Things to Avoid While Purchasing a Home

With the thrill that comes with an accepted offer and a "yes" from the lender, some homebuyers make the error of carrying their enthusiasm straight to the mall or appliance store. Until closing, there still remain some hurdles to jump. Here are some things to avoid before closing to be sure the transaction goes smoothly.

Don't buy luxury items. You may be itching to turn your new kitchen into a showplace, or celebrate your new dream home, but stay away from major purchases like furniture, jewelry, appliances, or vacations until closing. You may send up red flags with your lender if you purchase your furniture on your credit cards in the middle of your loan process. Using cash to purchase expensive items can also be a problem: most lending institutions look at your available cash when approving your mortgage loan.

Don't look for a new career. Your recent job history should show consistency. Getting a new career before you apply for a mortgage may not get in the way of your approval at all.

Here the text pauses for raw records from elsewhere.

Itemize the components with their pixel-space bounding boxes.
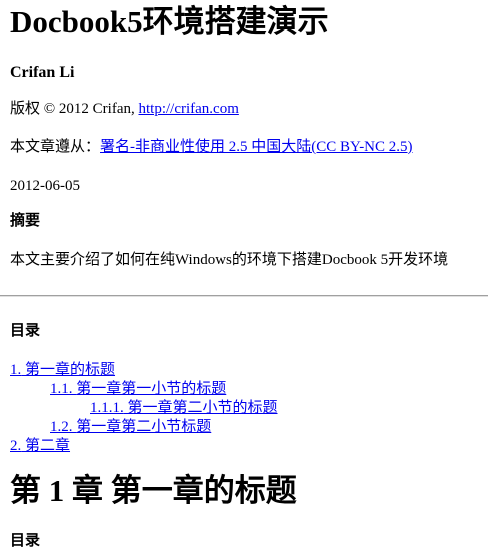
- toc-item-number: 1.1.: [50, 381, 73, 397]
- copyright-line: 版权 © 2012 Crifan, http://crifan.com: [10, 100, 239, 119]
- toc-item-label: 第一章的标题: [25, 362, 116, 378]
- toc-item-number: 1.2.: [50, 419, 73, 435]
- chapter-suffix: 章: [72, 473, 103, 508]
- author-name: Crifan Li: [10, 64, 75, 81]
- toc-item-label: 第一章第二小节标题: [76, 419, 212, 435]
- toc-item-label: 第一章第二小节的标题: [127, 400, 278, 416]
- toc-item-number: 2.: [10, 438, 22, 454]
- chapter-heading: 第 1 章 第一章的标题: [10, 472, 297, 510]
- toc-item-number: 1.1.1.: [90, 400, 124, 416]
- abstract-body: 本文主要介绍了如何在纯Windows的环境下搭建Docbook 5开发环境: [10, 252, 449, 268]
- copyright-link[interactable]: http://crifan.com: [138, 101, 238, 117]
- chapter-number: 1: [48, 473, 65, 508]
- toc-item-chapter-1[interactable]: 1. 第一章的标题: [10, 361, 278, 380]
- license-line: 本文章遵从：署名-非商业性使用 2.5 中国大陆(CC BY-NC 2.5): [10, 138, 413, 157]
- license-link[interactable]: 署名-非商业性使用 2.5 中国大陆(CC BY-NC 2.5): [100, 139, 413, 155]
- toc-row-section-1-1-1: 1.1.1. 第一章第二小节的标题: [10, 399, 278, 418]
- license-prefix: 本文章遵从：: [10, 139, 101, 155]
- table-of-contents: 1. 第一章的标题 1.1. 第一章第一小节的标题 1.1.1. 第一章第二小节…: [10, 361, 278, 456]
- toc-item-number: 1.: [10, 362, 22, 378]
- copyright-text: © 2012 Crifan,: [43, 101, 135, 117]
- toc-item-chapter-2[interactable]: 2. 第二章: [10, 437, 278, 456]
- toc-item-section-1-1-1[interactable]: 1.1.1. 第一章第二小节的标题: [90, 400, 278, 416]
- toc-row-section-1-2: 1.2. 第一章第二小节标题: [10, 418, 278, 437]
- chapter-prefix: 第: [10, 473, 41, 508]
- toc-item-section-1-2[interactable]: 1.2. 第一章第二小节标题: [50, 419, 211, 435]
- chapter-toc-heading: 目录: [10, 533, 41, 549]
- chapter-title-text: 第一章的标题: [110, 473, 297, 508]
- abstract-heading: 摘要: [10, 213, 41, 229]
- toc-heading: 目录: [10, 323, 41, 339]
- toc-item-label: 第二章: [25, 438, 71, 454]
- publish-date: 2012-06-05: [10, 178, 80, 194]
- page-title: Docbook5环境搭建演示: [10, 4, 329, 39]
- copyright-label: 版权: [10, 101, 41, 117]
- toc-row-section-1-1: 1.1. 第一章第一小节的标题: [10, 380, 278, 399]
- toc-item-section-1-1[interactable]: 1.1. 第一章第一小节的标题: [50, 381, 226, 397]
- toc-item-label: 第一章第一小节的标题: [76, 381, 227, 397]
- section-divider: [0, 295, 488, 297]
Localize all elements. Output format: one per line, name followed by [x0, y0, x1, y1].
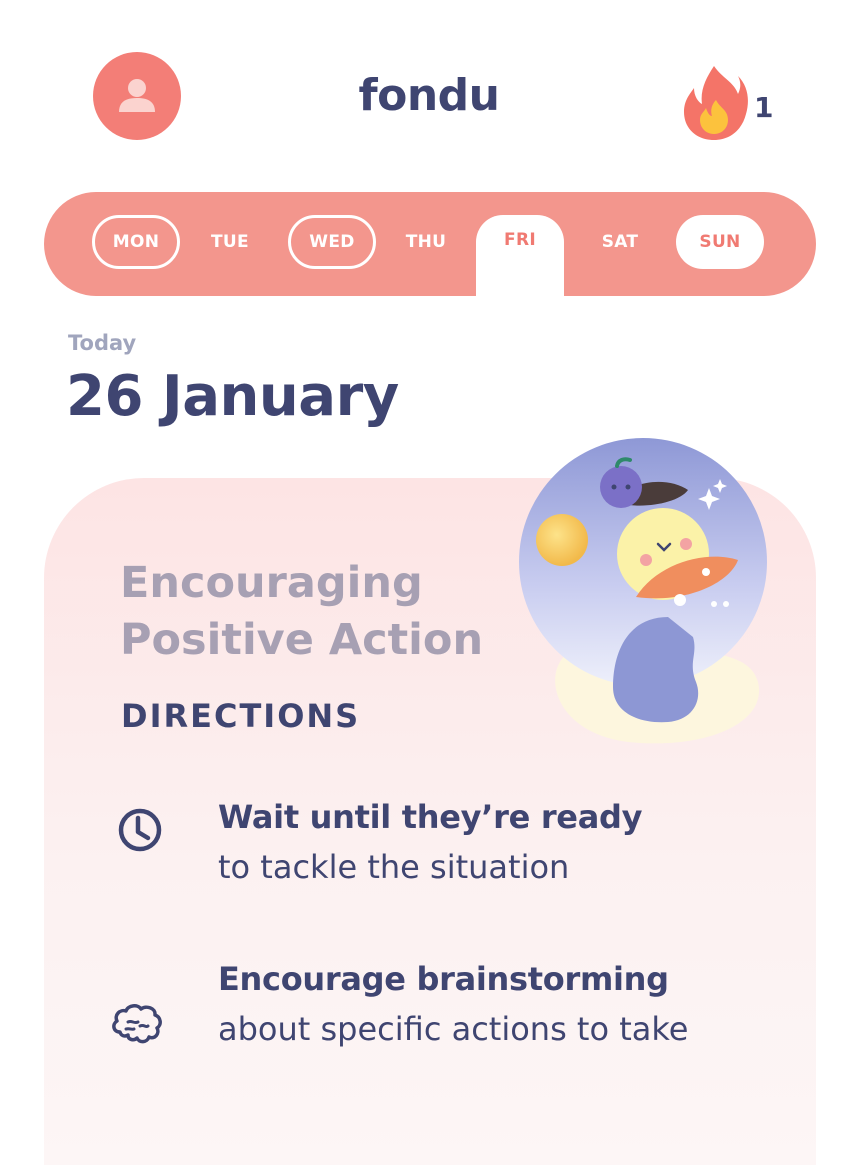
- direction-body: to tackle the situation: [218, 848, 570, 886]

But in some cases, changing careers during the loan application process might raise concern and hinder your application.

Don't take your accounts to a new bank or move around your finances. While your lender reviews your loan package, you will likely be asked to provide bank statements for the last few months for your checking accounts, savings accounts, money market accounts and other liquid assets. To avoid potential fraud, most loans need thorough paperwork to verify the source of all funds. No matter the reason, changing banks or moving funds from one account to another may raise a red flag with the lender and slow down your application process.

Don't give money directly to your seller (generally in the case of of "for sale by owner") for earnest money. As a rule, your good faith money is yours, not the seller's up until the sale is final. Although some individual sellers may not know this, any good faith money should be applied to the buyer's closing expenses. An attorney or other type of neutral party can hold onto your funds, or you may put them temporarily into a trust account until you close. The purchase contract should dictate who keeps the deposit if the transaction falls through.